Animais de Companhia

Governo quer criar Sistema de Informação de Animais de Companhia

Governo quer criar Sistema de Informação de Animais de Companhia

O Governo apresentou um projeto-lei para a criação de um Sistema de Informação de Animais de Companhia (SIAC). O objetivo é responsabilizar os tutores de animais e prevenir o abandono.

De acordo com a agência Lusa, a proposta de criação deste sistema é uma resposta a uma resolução da Assembleia da República de 2016 que recomenda ao Governo a fusão do Sistema de Identificação de Caninos e Felinos (SICAFE), criado em 2003, e do Sistema de Identificação e Recuperação Animal (SIRA), integrando, assim, a identificação dos animais de companhia que constam nestes dois sistemas anteriores.

O diploma do Governo explica que o anterior sistema de registos de animais de companhia [SICAFE] estava dependente do cumprimento de obrigações por parte do tutor do animal e da junta de freguesia, mas não foi eficaz, uma vez que muitos dos animais eram marcados, mas não eram registados na base de dados nacional.

Com o novo sistema, o médico veterinário que tenha marcado um animal de companhia torna-se responsável pelo registo do animal, ficando assegurada a identificação do seu tutor. Por outro lado, são estabelecidos procedimentos mais ágeis para o registo das transferências de titularidade, estando também previsto que todos os registos e intervenções sanitárias obrigatórias passem a ser registadas no novo sistema.

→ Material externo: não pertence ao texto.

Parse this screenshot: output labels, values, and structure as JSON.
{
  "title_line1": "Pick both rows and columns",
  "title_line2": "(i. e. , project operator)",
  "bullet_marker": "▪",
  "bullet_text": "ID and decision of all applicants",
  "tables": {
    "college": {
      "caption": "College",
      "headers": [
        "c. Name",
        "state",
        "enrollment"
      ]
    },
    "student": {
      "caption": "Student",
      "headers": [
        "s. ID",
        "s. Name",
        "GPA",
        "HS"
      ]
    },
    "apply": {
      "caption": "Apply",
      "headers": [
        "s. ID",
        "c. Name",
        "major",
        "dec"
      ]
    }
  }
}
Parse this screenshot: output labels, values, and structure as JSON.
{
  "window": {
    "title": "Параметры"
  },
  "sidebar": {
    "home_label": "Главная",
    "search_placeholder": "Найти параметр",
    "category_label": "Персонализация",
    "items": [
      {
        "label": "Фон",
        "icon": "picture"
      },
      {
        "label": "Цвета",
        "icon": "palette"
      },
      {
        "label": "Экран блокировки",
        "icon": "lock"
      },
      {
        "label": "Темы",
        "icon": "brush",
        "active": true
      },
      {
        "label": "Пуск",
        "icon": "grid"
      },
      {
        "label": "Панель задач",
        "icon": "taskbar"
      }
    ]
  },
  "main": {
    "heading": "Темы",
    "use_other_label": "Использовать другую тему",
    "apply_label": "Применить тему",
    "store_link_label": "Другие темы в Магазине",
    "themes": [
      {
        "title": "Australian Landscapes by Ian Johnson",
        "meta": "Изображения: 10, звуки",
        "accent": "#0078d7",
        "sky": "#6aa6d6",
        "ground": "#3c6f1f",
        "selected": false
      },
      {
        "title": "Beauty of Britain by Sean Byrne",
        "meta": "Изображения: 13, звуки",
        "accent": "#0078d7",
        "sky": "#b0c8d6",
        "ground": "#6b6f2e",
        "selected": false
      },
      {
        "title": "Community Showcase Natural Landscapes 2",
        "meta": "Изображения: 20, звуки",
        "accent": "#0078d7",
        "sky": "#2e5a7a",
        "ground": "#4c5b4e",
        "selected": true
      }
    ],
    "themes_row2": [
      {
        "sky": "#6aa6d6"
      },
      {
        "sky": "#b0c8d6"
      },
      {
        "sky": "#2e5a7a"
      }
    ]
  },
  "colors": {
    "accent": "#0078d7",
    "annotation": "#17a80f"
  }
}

Gatos obrigados a ter microchip até 2021
A identificação de animais de companhia é obrigatória para cães até 90 dias após o seu nascimento, e a sua marcação e registos abrange animais nascidos em território nacional ou nele presentes por período igual ou superior a 120 dias, estando definidas coimas de um montante mínimo de 50 euros e máximo de 3 770 ou 44 890 euros (consoante o agente seja pessoa singular ou coletiva), em casos de posse ou detenção de animal que não esteja identificado ou quando o registo de informação por parte de médico veterinário não está em conformidade com as normas.

No caso dos gatos, o projeto-lei prevê que todos os gatos sejam obrigados a ter um microchip de identificação até 2021, à semelhança do que acontece com os cães. Assim, os tutores dos animais que nascerem após a publicação da lei têm três meses para registar os felinos e aqueles que nasceram até então podem ser registados no prazo de dois anos. Quem não cumprir está sujeito a multas entre os 50 euros e os 3 740 no caso de pessoas singulares e os 44 890 euros no caso de pessoas coletivas. De acordo com o jornal Público, nos casos mais graves, as penalizações podem ainda incluir perda dos animais de estimação, impedimento de se exercer profissão ou atividade ou de se participar em feiras ou mercados de animais.

Recorde-se que em 2016 foi publicada em Diário da República a resolução do Parlamento que recomendava ao Governo a fusão ou articulação das bases de dados de identificação de animais de companhia. Já o ano passado, o bastonário da Ordem dos Médicos Veterinários anunciou, durante a cerimónia de encerramento do VetSummit, organizado pela VETERINÁRIA ATUAL, a união das duas bases de dados de identificação animal, uma aspiração antiga da Ordem.

“Finalmente conseguimos a união das duas bases de dados – o SIRA, do Sindicato dos Médicos Veterinários, e o SICAFE, da DGAV”, defendeu na altura Jorge Cid.